Er begab sich schließlich in Behandlung. "Ich schäme mich nicht zu sagen, dass ich mir Hilfe geholt habe, allein hätte ich es nicht geschafft, gegen die Depression anzukämpfen."

Noch einmal probierte Pagotto den Weg zurück in den Profifußball. Obwohl er von der Sportjustiz begnadigt wurde, wurde er nicht gerade mit offenen Armen empfangen. 2001 heuerte er bei US Triestina an, doch es kam zum nächsten Eklat. "Alle waren wütend auf mich, der Präsident von Triestina warf mir Spielmanipulation vor. Ich denunzierte ihn und ging, obwohl ich die Meisterschaft gewonnen hatte. Und dann begannen die wahren Probleme."

Erneuter Drogen-Skandal und Flucht nach Deutschland

Über Arezzo, Turin und Grosseto landete er schließlich beim FC Crotone, doch erneut griff er zu Drogen. "Ich hatte kein Adrenalin mehr auf dem Platz und suchte es im Kokain", berichtete Pagotto. "Ich begann, in schlechter Gesellschaft herumzuhängen. Sie gab mir das Gefühl, ein Held zu sein."

Doch das war er nicht. Wegen des erneuten Drogenmissbrauchs wurde Pagotto für acht Jahre gesperrt.
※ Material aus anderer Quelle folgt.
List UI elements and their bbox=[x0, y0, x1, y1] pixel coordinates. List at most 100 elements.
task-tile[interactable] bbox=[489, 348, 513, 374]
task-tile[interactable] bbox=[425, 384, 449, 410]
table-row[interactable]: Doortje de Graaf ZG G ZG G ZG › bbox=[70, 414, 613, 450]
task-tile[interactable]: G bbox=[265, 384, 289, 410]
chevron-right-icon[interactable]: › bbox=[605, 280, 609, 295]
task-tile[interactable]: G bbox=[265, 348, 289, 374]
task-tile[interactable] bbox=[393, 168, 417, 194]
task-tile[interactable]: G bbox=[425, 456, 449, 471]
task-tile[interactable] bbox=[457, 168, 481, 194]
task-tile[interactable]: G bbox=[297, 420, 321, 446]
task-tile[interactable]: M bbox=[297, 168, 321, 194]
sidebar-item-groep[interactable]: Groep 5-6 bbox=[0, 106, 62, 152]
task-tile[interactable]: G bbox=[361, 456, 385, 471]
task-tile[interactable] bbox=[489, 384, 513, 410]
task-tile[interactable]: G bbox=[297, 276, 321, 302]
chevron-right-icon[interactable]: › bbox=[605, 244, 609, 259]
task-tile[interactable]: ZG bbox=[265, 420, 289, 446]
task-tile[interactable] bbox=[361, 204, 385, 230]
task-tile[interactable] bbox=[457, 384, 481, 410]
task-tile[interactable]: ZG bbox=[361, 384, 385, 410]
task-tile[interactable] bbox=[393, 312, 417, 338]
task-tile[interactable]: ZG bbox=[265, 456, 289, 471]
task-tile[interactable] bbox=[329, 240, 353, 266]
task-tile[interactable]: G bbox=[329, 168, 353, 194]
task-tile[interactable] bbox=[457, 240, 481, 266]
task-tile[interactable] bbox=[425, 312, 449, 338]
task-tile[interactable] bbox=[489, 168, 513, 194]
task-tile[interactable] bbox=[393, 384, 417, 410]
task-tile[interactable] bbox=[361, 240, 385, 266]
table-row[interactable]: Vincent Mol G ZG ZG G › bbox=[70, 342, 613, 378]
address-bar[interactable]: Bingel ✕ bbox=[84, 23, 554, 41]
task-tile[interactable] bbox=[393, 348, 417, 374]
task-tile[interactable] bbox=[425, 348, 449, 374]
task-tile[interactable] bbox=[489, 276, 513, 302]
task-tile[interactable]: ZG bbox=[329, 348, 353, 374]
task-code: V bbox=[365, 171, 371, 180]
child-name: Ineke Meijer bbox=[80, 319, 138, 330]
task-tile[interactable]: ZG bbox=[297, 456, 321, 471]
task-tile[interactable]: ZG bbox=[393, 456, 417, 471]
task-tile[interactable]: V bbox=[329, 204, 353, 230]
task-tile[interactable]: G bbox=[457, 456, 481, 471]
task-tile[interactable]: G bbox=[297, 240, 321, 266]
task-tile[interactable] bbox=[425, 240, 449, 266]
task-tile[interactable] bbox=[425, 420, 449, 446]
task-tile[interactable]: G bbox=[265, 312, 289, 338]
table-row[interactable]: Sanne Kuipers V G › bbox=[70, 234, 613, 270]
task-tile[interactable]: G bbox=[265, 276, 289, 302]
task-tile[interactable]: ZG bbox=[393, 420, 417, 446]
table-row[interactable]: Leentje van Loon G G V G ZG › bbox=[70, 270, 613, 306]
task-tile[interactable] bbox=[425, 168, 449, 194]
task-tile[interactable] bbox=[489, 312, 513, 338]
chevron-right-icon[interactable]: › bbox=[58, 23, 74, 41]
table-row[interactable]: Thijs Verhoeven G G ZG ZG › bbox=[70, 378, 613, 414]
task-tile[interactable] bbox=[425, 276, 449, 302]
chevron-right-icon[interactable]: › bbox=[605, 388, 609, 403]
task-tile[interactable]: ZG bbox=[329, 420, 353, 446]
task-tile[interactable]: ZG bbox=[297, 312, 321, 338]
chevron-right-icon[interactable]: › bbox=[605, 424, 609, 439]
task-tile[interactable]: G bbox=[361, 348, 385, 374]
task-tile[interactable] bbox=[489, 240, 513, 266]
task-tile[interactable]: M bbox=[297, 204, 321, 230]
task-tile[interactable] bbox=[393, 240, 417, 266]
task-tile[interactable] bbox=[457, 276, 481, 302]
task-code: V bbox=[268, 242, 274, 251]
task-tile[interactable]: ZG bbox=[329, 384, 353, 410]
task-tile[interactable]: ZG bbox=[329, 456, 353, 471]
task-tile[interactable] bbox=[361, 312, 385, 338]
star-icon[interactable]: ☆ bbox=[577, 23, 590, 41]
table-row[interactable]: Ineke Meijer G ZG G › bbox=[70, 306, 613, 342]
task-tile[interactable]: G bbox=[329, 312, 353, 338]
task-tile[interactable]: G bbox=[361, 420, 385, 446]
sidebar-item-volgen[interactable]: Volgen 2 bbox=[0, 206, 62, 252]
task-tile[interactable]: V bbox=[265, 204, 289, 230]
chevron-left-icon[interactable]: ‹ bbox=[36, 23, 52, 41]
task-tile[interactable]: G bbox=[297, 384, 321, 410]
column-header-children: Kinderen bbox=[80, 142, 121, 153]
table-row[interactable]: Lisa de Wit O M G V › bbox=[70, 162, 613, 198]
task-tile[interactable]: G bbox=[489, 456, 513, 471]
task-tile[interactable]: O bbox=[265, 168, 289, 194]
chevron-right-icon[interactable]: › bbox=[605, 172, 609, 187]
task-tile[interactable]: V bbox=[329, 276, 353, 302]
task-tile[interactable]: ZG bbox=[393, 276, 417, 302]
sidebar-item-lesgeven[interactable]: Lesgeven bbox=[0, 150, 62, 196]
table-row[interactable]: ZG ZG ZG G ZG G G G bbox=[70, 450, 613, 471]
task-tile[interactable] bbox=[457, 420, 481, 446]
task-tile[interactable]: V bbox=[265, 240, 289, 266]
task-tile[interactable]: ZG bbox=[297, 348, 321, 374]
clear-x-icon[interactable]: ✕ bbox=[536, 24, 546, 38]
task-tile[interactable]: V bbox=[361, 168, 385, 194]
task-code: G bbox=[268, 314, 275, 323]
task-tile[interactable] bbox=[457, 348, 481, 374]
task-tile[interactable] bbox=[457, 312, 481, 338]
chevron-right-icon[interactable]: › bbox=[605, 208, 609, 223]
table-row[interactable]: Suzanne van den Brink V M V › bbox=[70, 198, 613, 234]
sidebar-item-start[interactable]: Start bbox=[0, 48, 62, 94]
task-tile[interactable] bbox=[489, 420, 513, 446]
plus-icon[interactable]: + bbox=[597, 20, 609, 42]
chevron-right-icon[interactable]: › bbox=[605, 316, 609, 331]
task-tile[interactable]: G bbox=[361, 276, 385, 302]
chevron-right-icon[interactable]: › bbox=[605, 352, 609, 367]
Seine Karriere, die nie den erhofften Verlauf genommen hatte, war vorbei. Da keiner seiner Schritte nach dem erneuten Skandal unbeobachtet blieb, ergriff er die Flucht.

"Ich bin nach Deutschland gegangen, war Pizzabäcker und habe alles gekocht", erzählte Pagotto. "Einige Italiener haben mich erkannt, aber mit dieser Arbeitskleidung war es schwierig."

Aber wie man auch in seiner früheren Arbeitskluft eine gute Figur machen kann, vermittelt der 47-Jährige mittlerweile als Torwarttrainer der nächsten Generation in seiner Heimatstadt Avellino in der Nähe von Neapel.